Guanaja in the distance

Contrary to the forecast, we had a calm night and woke on the Saturday morning to bright sunshine and very benign conditions – a perfect diving day!  We changed the capacitor and topped off the tanks and found that the generator output was back where it should be.  Great news!
BV in the anchorage as seen from the village…

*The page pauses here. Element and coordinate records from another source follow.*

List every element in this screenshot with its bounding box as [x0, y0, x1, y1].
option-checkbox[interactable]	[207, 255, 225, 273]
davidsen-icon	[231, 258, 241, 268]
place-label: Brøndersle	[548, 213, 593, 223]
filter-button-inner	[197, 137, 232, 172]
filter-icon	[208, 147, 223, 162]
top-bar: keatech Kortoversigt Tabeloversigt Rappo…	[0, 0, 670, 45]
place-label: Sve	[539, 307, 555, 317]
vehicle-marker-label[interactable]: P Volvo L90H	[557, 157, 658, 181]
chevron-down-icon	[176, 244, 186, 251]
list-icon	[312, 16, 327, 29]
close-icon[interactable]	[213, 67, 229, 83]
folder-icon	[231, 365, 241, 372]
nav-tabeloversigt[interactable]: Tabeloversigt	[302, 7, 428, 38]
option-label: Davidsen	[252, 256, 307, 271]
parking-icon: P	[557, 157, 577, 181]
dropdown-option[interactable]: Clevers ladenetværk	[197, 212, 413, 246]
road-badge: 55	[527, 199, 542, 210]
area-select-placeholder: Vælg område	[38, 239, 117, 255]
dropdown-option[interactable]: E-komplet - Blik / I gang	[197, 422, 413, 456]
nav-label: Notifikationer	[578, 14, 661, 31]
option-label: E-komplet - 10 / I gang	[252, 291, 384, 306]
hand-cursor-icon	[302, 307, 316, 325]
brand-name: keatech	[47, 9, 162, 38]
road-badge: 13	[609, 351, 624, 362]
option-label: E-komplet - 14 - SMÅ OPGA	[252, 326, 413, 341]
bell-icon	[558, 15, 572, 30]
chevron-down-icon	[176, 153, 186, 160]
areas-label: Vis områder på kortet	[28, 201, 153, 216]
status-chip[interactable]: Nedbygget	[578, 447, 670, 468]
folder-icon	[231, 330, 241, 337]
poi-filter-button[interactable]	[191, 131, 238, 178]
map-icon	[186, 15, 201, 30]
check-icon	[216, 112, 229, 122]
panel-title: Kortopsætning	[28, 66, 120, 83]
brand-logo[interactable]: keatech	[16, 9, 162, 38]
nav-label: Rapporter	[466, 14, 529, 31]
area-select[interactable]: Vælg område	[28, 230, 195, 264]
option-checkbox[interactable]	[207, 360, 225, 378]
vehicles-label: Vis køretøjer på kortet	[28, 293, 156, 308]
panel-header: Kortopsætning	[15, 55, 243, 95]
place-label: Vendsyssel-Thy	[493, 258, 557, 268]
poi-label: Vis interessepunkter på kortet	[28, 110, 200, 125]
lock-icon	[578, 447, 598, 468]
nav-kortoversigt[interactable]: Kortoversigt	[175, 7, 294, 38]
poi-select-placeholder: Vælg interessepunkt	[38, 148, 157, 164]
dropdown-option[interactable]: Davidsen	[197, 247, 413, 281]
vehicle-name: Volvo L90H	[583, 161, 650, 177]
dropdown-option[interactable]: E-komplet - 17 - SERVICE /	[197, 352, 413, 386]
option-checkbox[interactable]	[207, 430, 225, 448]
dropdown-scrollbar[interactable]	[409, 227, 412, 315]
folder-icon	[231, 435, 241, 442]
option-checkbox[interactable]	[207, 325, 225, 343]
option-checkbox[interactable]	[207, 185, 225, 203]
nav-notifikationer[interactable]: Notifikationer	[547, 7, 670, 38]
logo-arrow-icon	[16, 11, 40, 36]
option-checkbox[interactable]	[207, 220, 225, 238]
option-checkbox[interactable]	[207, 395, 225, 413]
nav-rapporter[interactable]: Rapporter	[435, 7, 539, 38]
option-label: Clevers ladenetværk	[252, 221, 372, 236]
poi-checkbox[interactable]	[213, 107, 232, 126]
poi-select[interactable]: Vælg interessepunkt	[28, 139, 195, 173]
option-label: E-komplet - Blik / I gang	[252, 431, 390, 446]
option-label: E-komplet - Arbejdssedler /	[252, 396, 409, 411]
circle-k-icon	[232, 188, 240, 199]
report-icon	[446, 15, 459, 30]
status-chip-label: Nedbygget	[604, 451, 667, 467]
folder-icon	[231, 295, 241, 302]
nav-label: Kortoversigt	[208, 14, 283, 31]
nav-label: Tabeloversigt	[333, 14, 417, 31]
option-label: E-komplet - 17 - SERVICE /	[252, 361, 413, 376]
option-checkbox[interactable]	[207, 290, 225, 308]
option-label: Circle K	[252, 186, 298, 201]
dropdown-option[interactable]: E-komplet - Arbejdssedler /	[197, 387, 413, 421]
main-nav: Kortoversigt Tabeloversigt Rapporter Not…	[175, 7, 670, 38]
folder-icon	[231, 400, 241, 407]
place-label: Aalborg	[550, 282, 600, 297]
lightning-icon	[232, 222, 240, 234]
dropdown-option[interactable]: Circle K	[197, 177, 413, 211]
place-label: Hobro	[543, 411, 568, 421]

After a morning of boat jobs, we took the dinghy ashore to explore.
… and again, from a different angle and a little more zoomed in

We headed south to begin with, intending to go as far as a small village we could see south of the anchorage before coming back to explore the main village close to BV.
Beautiful, lush surroundings

The mud track crossed a concrete, broken down bridge and then continued more as a footpath than as anything larger.  The scenery was lovely, very lush and green, with a great variety of trees and shrubs and small houses set back away from the track.  We commented on the incredibly new-looking electricity meters outside each house.
The Channel Bar and Grill

Eventually the track reached the small village we had seen from BV and appeared to terminate but in retrospect it probably didn’t.  What we had thought was the track going onto someone’s land was probably the public track continuing past another house.
View eastwards.  If you squint you can just see BV above the docks


At Denissa’s Bar.  Left to right: Tommy, Noah and Nicky

We returned the way we had come and stopped in at Denissa’s Bar, where we got chatting to Tommy and Noah.  Both are American and live on the island for several months each year.  We had an interesting conversation about life on the island.  The houses in the village were only hooked up to ‘mains’ electricity about 5months before we visited – no wonder the meters all looked so new!  Before that each house or business had to run a generator for electricity which, as Denissa said, was a very expensive way of keeping your fridge and lights going.  Tommy talked about the withdrawal of US Aid from Honduras, one of the results of which is that the villagers now need to pay to send their children to school. 
Views from Denissa’s Bar – sunshine, a rainbow and showers in the distance coming our way!
The conversation wound back and forth between life on the island, sailing and travel and before we knew it the showers were getting heavier and the light was fading – time to beat a retreat back to BV before it got too unpleasant or too dark.

As expected, the wind picked up quite significantly in the evening but BV was quite secure on her anchor and the sea was nice and flat as the wind was off the land.  We’d just drifted off to sleep when we were woken by a couple of loud bangs on the side of the hull.  It took us a few moments to get on deck but, when we did, a scan with a flashlight showed a heavy fibreglass panga drifting off behind us.  By then it was already 200m behind us and it was difficult to see if there was someone in it but we thought it looked empty.  It was drifting away rapidly, too fast for us to be able to inflate, launch and fit the engine to the dinghy so that we could give chase and recover the vessel.  Sadly, it looks like one of the locals has lost their boat and, in the process, it looked as if BV had gained some very large scratches in her paint.  [Ed:  happily for us we later found that the ‘big scratches’ were just lines of white paint scraped off the drifting boat, which rubbed off BV’s hull quite easily].